As Ted tells the story, he arrives in Eastland’s office for an early-morning meeting where the only choice of refreshment is bourbon or Scotch. After three stiff drinks, Ted finds himself named to the Immigration, Constitution, and Civil Rights subcommittees.
“So of course I go back to my office, and the sitting room is filled with people—the 9:00 meeting, the 9:30 meeting, the 10 o’clock meeting—and I walk in there smelling like a brewery.

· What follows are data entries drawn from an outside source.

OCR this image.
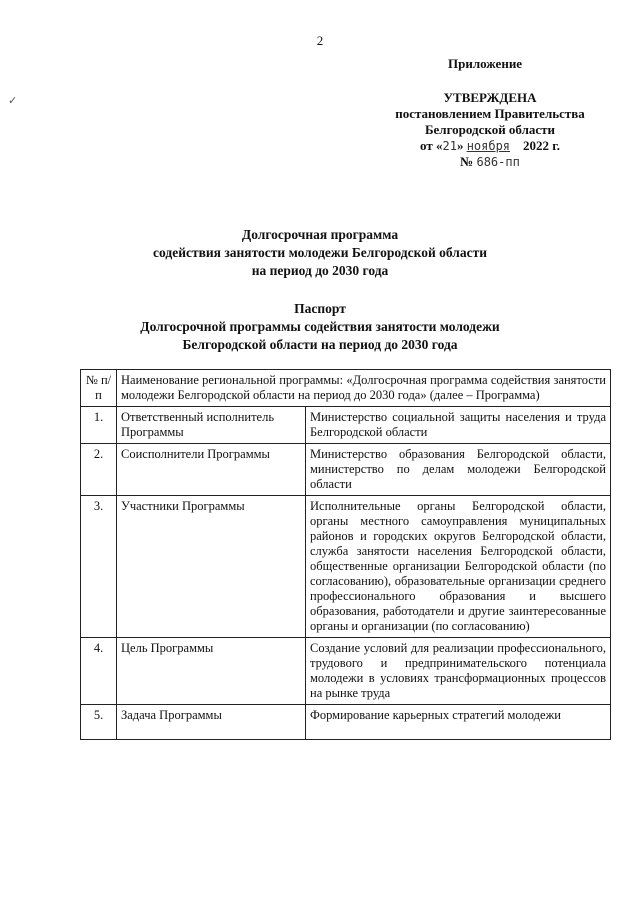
2
✓
Приложение
УТВЕРЖДЕНА
постановлением Правительства
Белгородской области
от «21» ноября 2022 г.
№ 686-пп
Долгосрочная программа
содействия занятости молодежи Белгородской области
на период до 2030 года
Паспорт
Долгосрочной программы содействия занятости молодежи
Белгородской области на период до 2030 года
№ п/п	Наименование региональной программы: «Долгосрочная программа содействия занятости молодежи Белгородской области на период до 2030 года» (далее – Программа)	
1.	Ответственный исполнитель Программы	Министерство социальной защиты населения и труда Белгородской области
2.	Соисполнители Программы	Министерство образования Белгородской области, министерство по делам молодежи Белгородской области
3.	Участники Программы	Исполнительные органы Белгородской области, органы местного самоуправления муниципальных районов и городских округов Белгородской области, служба занятости населения Белгородской области, общественные организации Белгородской области (по согласованию), образовательные организации среднего профессионального образования и высшего образования, работодатели и другие заинтересованные органы и организации (по согласованию)
4.	Цель Программы	Создание условий для реализации профессионального, трудового и предпринимательского потенциала молодежи в условиях трансформационных процессов на рынке труда
5.	Задача Программы	Формирование карьерных стратегий молодежи
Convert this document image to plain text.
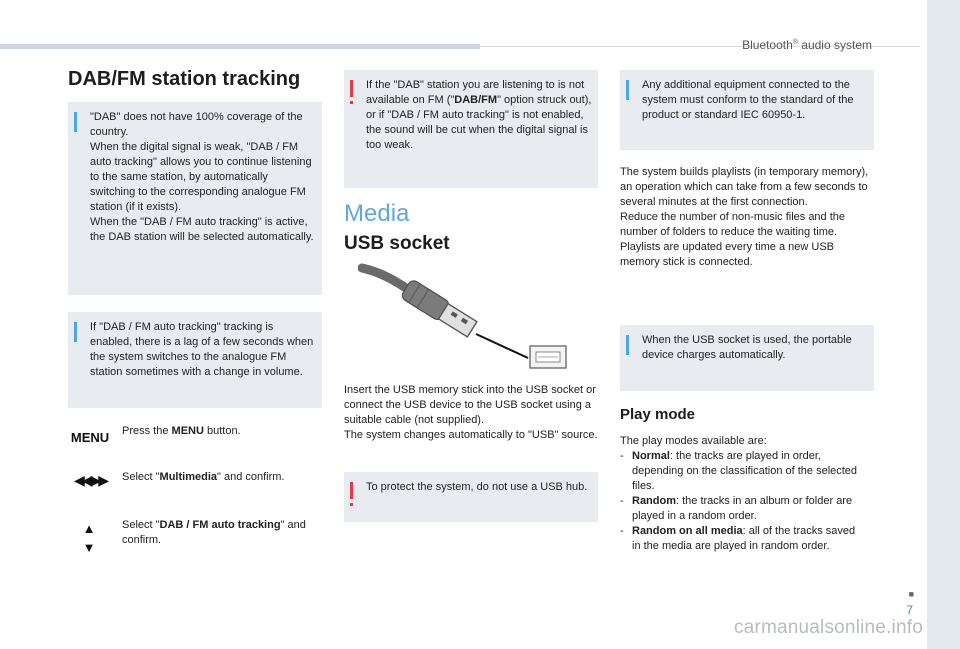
Bluetooth® audio system
DAB/FM station tracking
"DAB" does not have 100% coverage of the country.
When the digital signal is weak, "DAB / FM auto tracking" allows you to continue listening to the same station, by automatically switching to the corresponding analogue FM station (if it exists).
When the "DAB / FM auto tracking" is active, the DAB station will be selected automatically.
If "DAB / FM auto tracking" tracking is enabled, there is a lag of a few seconds when the system switches to the analogue FM station sometimes with a change in volume.
MENU Press the MENU button.
◀◀ ▶▶	Select "Multimedia" and confirm.
▲
▼
Select "DAB / FM auto tracking" and confirm.
If the "DAB" station you are listening to is not available on FM ("DAB/FM" option struck out), or if "DAB / FM auto tracking" is not enabled, the sound will be cut when the digital signal is too weak.
Media
USB socket
Insert the USB memory stick into the USB socket or connect the USB device to the USB socket using a suitable cable (not supplied).
The system changes automatically to "USB" source.
To protect the system, do not use a USB hub.
Any additional equipment connected to the system must conform to the standard of the product or standard IEC 60950-1.
The system builds playlists (in temporary memory), an operation which can take from a few seconds to several minutes at the first connection.
Reduce the number of non-music files and the number of folders to reduce the waiting time.
Playlists are updated every time a new USB memory stick is connected.
When the USB socket is used, the portable device charges automatically.
Play mode
The play modes available are:
- Normal: the tracks are played in order, depending on the classification of the selected files.
- Random: the tracks in an album or folder are played in a random order.
- Random on all media: all of the tracks saved in the media are played in random order.
■
7
carmanualsonline.info
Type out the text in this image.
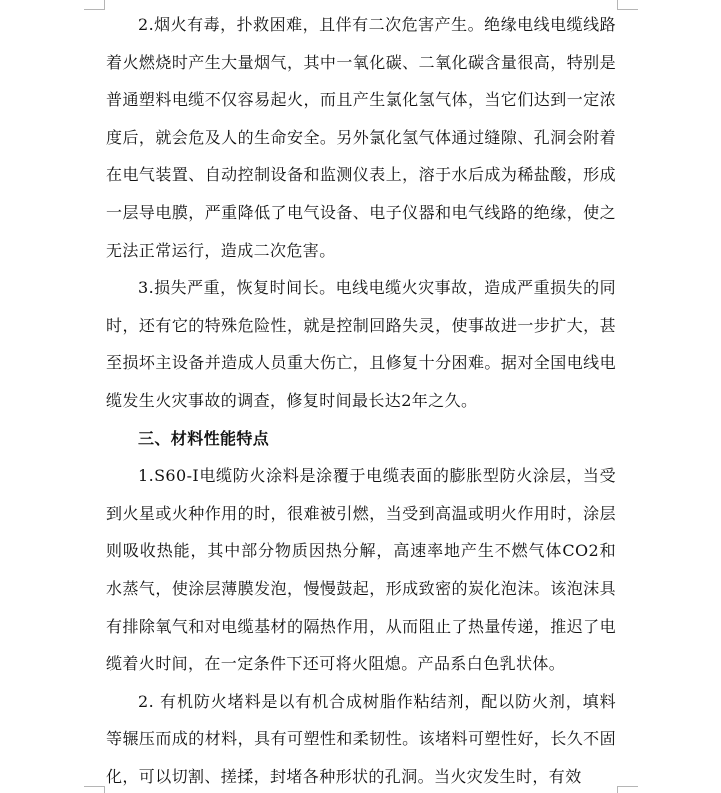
2.烟火有毒，扑救困难，且伴有二次危害产生。绝缘电线电缆线路着火燃烧时产生大量烟气，其中一氧化碳、二氧化碳含量很高，特别是普通塑料电缆不仅容易起火，而且产生氯化氢气体，当它们达到一定浓度后，就会危及人的生命安全。另外氯化氢气体通过缝隙、孔洞会附着在电气装置、自动控制设备和监测仪表上，溶于水后成为稀盐酸，形成一层导电膜，严重降低了电气设备、电子仪器和电气线路的绝缘，使之无法正常运行，造成二次危害。

3.损失严重，恢复时间长。电线电缆火灾事故，造成严重损失的同时，还有它的特殊危险性，就是控制回路失灵，使事故进一步扩大，甚至损坏主设备并造成人员重大伤亡，且修复十分困难。据对全国电线电缆发生火灾事故的调查，修复时间最长达2年之久。

三、材料性能特点

1.S60-I电缆防火涂料是涂覆于电缆表面的膨胀型防火涂层，当受到火星或火种作用的时，很难被引燃，当受到高温或明火作用时，涂层则吸收热能，其中部分物质因热分解，高速率地产生不燃气体CO2和水蒸气，使涂层薄膜发泡，慢慢鼓起，形成致密的炭化泡沫。该泡沫具有排除氧气和对电缆基材的隔热作用，从而阻止了热量传递，推迟了电缆着火时间，在一定条件下还可将火阻熄。产品系白色乳状体。

2. 有机防火堵料是以有机合成树脂作粘结剂，配以防火剂，填料等辗压而成的材料，具有可塑性和柔韧性。该堵料可塑性好，长久不固化，可以切割、搓揉，封堵各种形状的孔洞。当火灾发生时，有效
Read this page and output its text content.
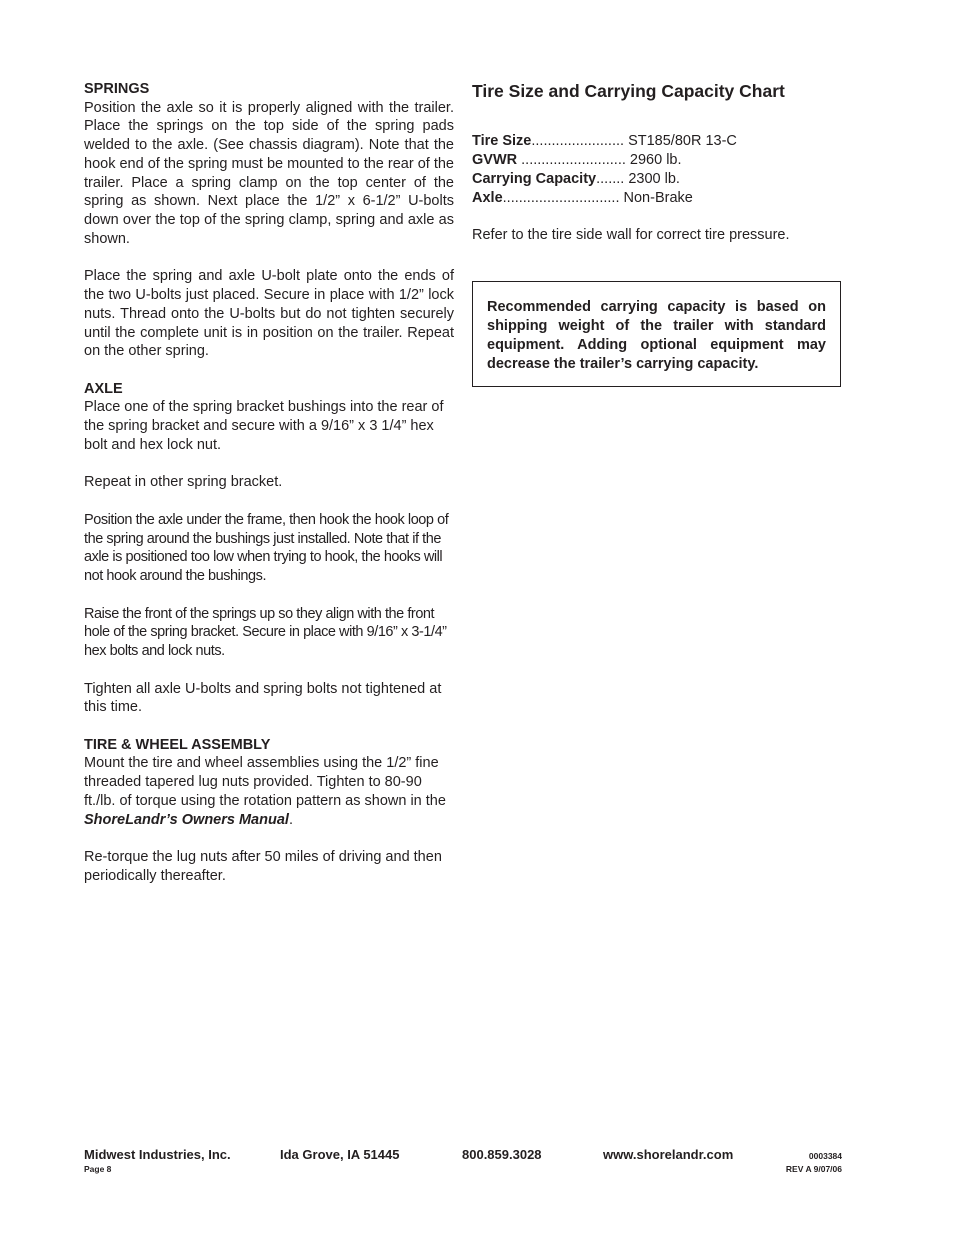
SPRINGS

Position the axle so it is properly aligned with the trailer. Place the springs on the top side of the spring pads welded to the axle. (See chassis diagram). Note that the hook end of the spring must be mounted to the rear of the trailer. Place a spring clamp on the top center of the spring as shown. Next place the 1/2” x 6-1/2” U-bolts down over the top of the spring clamp, spring and axle as shown.

Place the spring and axle U-bolt plate onto the ends of the two U-bolts just placed. Secure in place with 1/2” lock nuts. Thread onto the U-bolts but do not tighten securely until the complete unit is in position on the trailer. Repeat on the other spring.

AXLE

Place one of the spring bracket bushings into the rear of the spring bracket and secure with a 9/16” x 3 1/4” hex bolt and hex lock nut.

Repeat in other spring bracket.

Position the axle under the frame, then hook the hook loop of the spring around the bushings just installed. Note that if the axle is positioned too low when trying to hook, the hooks will not hook around the bushings.

Raise the front of the springs up so they align with the front hole of the spring bracket. Secure in place with 9/16” x 3-1/4” hex bolts and lock nuts.

Tighten all axle U-bolts and spring bolts not tightened at this time.

TIRE & WHEEL ASSEMBLY

Mount the tire and wheel assemblies using the 1/2” fine threaded tapered lug nuts provided. Tighten to 80-90 ft./lb. of torque using the rotation pattern as shown in the ShoreLandr’s Owners Manual.

Re-torque the lug nuts after 50 miles of driving and then periodically thereafter.

Tire Size and Carrying Capacity Chart

Tire Size....................... ST185/80R 13-C
GVWR .......................... 2960 lb.
Carrying Capacity....... 2300 lb.
Axle............................. Non-Brake

Refer to the tire side wall for correct tire pressure.

Recommended carrying capacity is based on shipping weight of the trailer with standard equipment. Adding optional equipment may decrease the trailer’s carrying capacity.

Midwest Industries, Inc.	Ida Grove, IA 51445	800.859.3028	www.shorelandr.com	0003384
Page 8	REV A 9/07/06
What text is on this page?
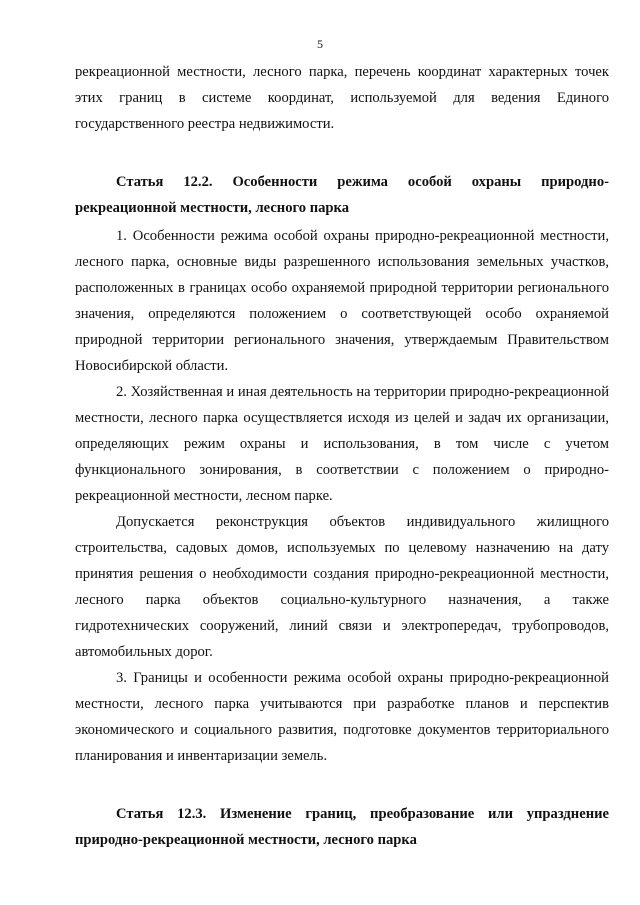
5

рекреационной местности, лесного парка, перечень координат характерных точек этих границ в системе координат, используемой для ведения Единого государственного реестра недвижимости.

Статья 12.2. Особенности режима особой охраны природно-рекреационной местности, лесного парка

1. Особенности режима особой охраны природно-рекреационной местности, лесного парка, основные виды разрешенного использования земельных участков, расположенных в границах особо охраняемой природной территории регионального значения, определяются положением о соответствующей особо охраняемой природной территории регионального значения, утверждаемым Правительством Новосибирской области.

2. Хозяйственная и иная деятельность на территории природно-рекреационной местности, лесного парка осуществляется исходя из целей и задач их организации, определяющих режим охраны и использования, в том числе с учетом функционального зонирования, в соответствии с положением о природно-рекреационной местности, лесном парке.

Допускается реконструкция объектов индивидуального жилищного строительства, садовых домов, используемых по целевому назначению на дату принятия решения о необходимости создания природно-рекреационной местности, лесного парка объектов социально-культурного назначения, а также гидротехнических сооружений, линий связи и электропередач, трубопроводов, автомобильных дорог.

3. Границы и особенности режима особой охраны природно-рекреационной местности, лесного парка учитываются при разработке планов и перспектив экономического и социального развития, подготовке документов территориального планирования и инвентаризации земель.

Статья 12.3. Изменение границ, преобразование или упразднение природно-рекреационной местности, лесного парка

Here’s our little Senator, thirty years old; he’s been down here two weeks, and he’s
stiff as a billy goat at ten in the morning.”
In an April 1963 interview with Newsweek’s James M. Cannon, President Kennedy dissects his family dynamic. “The pressure of all the others on Teddy came to bear so that he had to do his best,” the president says. “It was a chain reaction started by Joe, that touched me, and all my brothers and sisters.”
“What an extraordinary family man he [Ted] was,” says John Tunney. “I can tell you from the inside, it was that way. They were just bound to each other.”
Lester Hyman recalls flying as Ted’s passenger in a two-seater plane to Hyannis Port so that Ted could visit his father. “I always remember Ted being so patient and just talking at him, telling him everything that had happened and telling him stories. I was told later that of all the children in the family, he was the one who most came to see the father, over and over again.”
That November, it falls to Ted to break the news of Jack’s death to Joe. He shares the family’s fear that the patriarch, who has never fully recovered from his 1961 stroke, will not survive news of the loss. The next day, Ted takes Joe for a car ride. They set out, along with nurse Rita Dallas, for a seemingly aimless trip along the roads of Cape Cod. Determined to keep his father away from news of preparations for the national day of mourning in Jack’s honor, Ted stretches the drive for hours, pretending to be lost so that Joe can point out the turns back home.